La requête a été communiqué au préfet du Rhône qui n'a pas produit de mémoire.
M. G... a été admis au bénéfice de l'aide juridictionnelle totale par une décision du 12 juin 2019.
Vu les autres pièces du dossier ;
Vu :
- l'accord franco-marocain du 9 octobre 1987, relatif à la circulation, à l'emploi et au séjour des ressortissants marocains et de leurs familles ;
- le code de l'entrée et du séjour des étrangers et du droit d'asile ;
- le code de justice administrative ;
Les parties ayant été régulièrement averties du jour de l'audience.
Après avoir entendu au cours de l'audience publique :
- le rapport de M. Pierre Thierry, premier conseiller,
- et les conclusions de M. Samuel Deliancourt, rapporteur public ;
Considérant ce qui suit :
1. M. G..., marocain né en 1948 qui expose être entré en France en 1968, s'est marié le 31 août 1990 avec Mme H... au Maroc. Par une décision du 10 septembre 2018, le préfet du Rhône a rejeté la demande de regroupement familial qu'il avait formée le 12 avril 2017 au bénéfice de son épouse.
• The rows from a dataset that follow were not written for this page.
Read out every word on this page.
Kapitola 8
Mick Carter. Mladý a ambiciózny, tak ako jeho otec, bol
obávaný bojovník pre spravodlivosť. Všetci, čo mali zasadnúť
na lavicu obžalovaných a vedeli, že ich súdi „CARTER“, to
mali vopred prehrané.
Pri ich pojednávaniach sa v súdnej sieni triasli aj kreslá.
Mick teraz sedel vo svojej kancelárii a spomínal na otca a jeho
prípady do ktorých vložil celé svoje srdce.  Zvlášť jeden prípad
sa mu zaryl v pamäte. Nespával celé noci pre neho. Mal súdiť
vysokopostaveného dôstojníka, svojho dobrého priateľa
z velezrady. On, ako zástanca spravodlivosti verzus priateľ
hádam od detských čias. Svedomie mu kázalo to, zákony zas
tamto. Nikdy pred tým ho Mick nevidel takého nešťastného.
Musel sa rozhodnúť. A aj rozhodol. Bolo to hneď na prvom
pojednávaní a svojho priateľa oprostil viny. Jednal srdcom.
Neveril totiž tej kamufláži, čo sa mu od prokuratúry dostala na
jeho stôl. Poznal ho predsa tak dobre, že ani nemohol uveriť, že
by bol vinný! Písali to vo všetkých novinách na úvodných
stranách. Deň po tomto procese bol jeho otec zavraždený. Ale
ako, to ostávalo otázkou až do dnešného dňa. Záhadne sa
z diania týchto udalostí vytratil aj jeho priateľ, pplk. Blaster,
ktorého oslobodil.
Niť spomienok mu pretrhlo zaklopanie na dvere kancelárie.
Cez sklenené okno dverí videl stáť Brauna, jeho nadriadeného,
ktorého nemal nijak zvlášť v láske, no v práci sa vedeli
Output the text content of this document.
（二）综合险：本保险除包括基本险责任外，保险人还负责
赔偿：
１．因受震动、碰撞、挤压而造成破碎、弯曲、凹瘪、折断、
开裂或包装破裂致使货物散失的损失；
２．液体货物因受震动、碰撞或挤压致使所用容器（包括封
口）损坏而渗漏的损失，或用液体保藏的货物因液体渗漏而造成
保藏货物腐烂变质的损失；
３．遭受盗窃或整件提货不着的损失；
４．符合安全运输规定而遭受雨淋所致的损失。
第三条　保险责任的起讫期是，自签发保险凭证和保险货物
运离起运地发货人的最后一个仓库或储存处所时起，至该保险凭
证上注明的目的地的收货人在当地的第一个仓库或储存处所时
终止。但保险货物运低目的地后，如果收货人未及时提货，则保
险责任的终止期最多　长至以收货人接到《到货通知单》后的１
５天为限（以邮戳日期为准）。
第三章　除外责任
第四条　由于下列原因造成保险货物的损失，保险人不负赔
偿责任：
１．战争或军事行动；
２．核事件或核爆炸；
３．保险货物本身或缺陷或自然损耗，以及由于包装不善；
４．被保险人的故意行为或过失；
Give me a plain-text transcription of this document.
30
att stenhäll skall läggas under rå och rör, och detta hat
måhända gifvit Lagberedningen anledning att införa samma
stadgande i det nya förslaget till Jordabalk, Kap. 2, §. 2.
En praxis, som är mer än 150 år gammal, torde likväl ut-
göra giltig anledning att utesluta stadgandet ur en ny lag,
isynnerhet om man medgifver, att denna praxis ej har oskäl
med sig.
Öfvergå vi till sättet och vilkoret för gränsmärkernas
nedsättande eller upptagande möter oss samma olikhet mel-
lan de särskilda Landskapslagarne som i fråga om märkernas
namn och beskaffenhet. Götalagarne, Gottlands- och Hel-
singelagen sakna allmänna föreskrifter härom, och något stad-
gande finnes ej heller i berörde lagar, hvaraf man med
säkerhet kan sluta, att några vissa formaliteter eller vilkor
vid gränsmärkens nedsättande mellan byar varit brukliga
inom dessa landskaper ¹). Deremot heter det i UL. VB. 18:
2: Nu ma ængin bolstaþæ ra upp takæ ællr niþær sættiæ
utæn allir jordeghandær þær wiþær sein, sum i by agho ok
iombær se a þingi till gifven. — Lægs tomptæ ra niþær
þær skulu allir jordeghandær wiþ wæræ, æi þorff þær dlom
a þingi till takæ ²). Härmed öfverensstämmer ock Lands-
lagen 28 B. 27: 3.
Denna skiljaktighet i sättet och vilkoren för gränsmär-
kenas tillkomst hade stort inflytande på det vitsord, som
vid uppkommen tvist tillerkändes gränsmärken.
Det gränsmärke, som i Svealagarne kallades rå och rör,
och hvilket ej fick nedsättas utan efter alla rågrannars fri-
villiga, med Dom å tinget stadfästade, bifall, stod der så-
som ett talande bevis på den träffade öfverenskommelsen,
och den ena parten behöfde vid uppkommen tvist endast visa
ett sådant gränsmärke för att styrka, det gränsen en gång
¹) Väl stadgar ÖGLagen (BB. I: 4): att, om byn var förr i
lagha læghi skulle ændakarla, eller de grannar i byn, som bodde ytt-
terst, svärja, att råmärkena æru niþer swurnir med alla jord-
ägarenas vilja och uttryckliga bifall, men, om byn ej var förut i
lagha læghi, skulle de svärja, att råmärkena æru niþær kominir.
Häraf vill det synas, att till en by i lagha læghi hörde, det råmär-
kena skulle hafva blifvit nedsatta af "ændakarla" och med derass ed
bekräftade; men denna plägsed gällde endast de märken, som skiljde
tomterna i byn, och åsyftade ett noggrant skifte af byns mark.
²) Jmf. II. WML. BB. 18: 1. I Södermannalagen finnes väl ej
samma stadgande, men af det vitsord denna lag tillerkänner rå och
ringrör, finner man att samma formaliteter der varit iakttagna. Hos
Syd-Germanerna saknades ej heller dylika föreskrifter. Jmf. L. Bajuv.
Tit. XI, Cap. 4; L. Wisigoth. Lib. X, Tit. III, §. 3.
M. G... relève appel du jugement rendu le 11 avril 2019 par lequel le tribunal administratif de Lyon a rejeté sa demande d'annulation de cette décision.
Sur les conclusions à fin d'annulation :
2. En premier lieu, la décision litigieuse, qui n'avait pas à faire état de l'ensemble des éléments propres à la situation de M. G..., notamment ceux concernant son état de santé, expose de façon circonstanciée et suffisamment précise les considérations de droit et de fait sur lesquelles elle se fonde. Le moyen tiré de l'insuffisance de motivation doit, dès lors, être écarté.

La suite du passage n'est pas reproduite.